To this end, an integration and batch effect reduction tool has been developed, called
the HarmonizR algorithm. This work features various functionality that has been build
to tackle the aforementioned issues. Dataset integration aims for an increase in cohort
sizes and sample amounts, which is facilitated by the inclusion of a new unique removal
approach. It overcomes prior limitations regarding data retention, greatly increasing
HarmonizR’s benefits as a pipeline tool when used prior to data analysis by significantly
expanding the number of considerable features and data points of any given study. This
may be paired with the added functionality of accounting for user-defined experimental
information such as treatment-groups (i.e., covariate information) during adjustment,
leading to more robust and high-quality results. Regarding computational efficiency, a
novel blocking approach exploits the given data structure to brace the algorithm for
current and future big data challenges without negatively impacting adjustment quality.

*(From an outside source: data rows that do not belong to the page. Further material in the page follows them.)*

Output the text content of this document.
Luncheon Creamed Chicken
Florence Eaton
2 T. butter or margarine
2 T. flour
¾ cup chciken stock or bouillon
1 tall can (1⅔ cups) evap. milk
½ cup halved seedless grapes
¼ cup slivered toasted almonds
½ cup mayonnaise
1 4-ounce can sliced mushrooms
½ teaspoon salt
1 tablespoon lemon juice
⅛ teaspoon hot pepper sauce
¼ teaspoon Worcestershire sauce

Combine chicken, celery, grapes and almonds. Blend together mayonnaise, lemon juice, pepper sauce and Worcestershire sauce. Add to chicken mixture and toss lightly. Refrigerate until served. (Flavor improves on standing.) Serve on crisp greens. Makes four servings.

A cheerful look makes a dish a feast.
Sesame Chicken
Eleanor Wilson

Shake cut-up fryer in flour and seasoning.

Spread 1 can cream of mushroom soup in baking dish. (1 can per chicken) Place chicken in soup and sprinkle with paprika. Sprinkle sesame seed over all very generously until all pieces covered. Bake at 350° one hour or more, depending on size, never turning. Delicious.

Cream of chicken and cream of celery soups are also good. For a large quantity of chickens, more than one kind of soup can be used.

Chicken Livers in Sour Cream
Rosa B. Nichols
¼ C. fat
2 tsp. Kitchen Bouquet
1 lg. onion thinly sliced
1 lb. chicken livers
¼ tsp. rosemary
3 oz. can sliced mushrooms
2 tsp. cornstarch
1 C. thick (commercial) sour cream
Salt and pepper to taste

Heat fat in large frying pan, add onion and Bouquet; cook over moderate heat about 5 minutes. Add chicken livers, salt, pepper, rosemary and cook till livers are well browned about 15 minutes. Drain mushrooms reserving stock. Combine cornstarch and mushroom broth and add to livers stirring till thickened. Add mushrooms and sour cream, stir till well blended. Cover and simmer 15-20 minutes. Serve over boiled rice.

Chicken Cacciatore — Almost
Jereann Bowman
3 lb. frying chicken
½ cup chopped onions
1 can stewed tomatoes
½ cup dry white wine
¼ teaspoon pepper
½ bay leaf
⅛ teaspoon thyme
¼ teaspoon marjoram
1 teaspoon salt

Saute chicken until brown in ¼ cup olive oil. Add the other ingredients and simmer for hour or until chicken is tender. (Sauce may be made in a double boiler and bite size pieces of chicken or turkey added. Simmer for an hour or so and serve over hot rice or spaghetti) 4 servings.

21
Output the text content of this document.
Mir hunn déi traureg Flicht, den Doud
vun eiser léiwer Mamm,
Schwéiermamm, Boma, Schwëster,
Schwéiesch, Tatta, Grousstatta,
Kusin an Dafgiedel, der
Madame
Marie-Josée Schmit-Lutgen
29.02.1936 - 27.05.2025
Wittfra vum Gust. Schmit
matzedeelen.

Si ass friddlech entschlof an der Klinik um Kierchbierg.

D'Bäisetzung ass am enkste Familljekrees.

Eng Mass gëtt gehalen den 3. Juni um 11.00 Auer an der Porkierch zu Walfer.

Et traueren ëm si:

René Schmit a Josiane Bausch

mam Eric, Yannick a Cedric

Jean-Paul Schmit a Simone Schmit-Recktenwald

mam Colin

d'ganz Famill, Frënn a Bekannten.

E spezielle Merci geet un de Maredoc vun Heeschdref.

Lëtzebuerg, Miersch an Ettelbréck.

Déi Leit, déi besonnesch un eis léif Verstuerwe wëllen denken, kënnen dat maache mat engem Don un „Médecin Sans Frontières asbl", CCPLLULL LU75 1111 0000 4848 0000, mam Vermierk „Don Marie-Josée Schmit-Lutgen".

Furthermore, the algorithm’s batch effect adjustment capabilities are proven effective
on various omics types – with a notable extension towards single cell count datasets by
employing further adjustment methodology – as well as non-biological data in the form of
an attention-deficit/hyperactivity disorder study.
To address remaining challenges, the newly developed BERT algorithm introduces a novel
architectural approach, offering improvements in information retention and computational
efficiency. A comparative analysis of BERT and HarmonizR explores the advantages
of BERT in terms of feature/overall data retention and reduced runtimes, providing a
valuable complement to the existing framework.
Lastly, to enhance accessibility and ease of use, plugins for the popular Perseus software
have been created and are described, enabling seamless integration of both algorithms
into established bioinformatics workflows, specifically aiding researchers less familiar with
the technical aspects of the here shown algorithms and bioinformatics in general.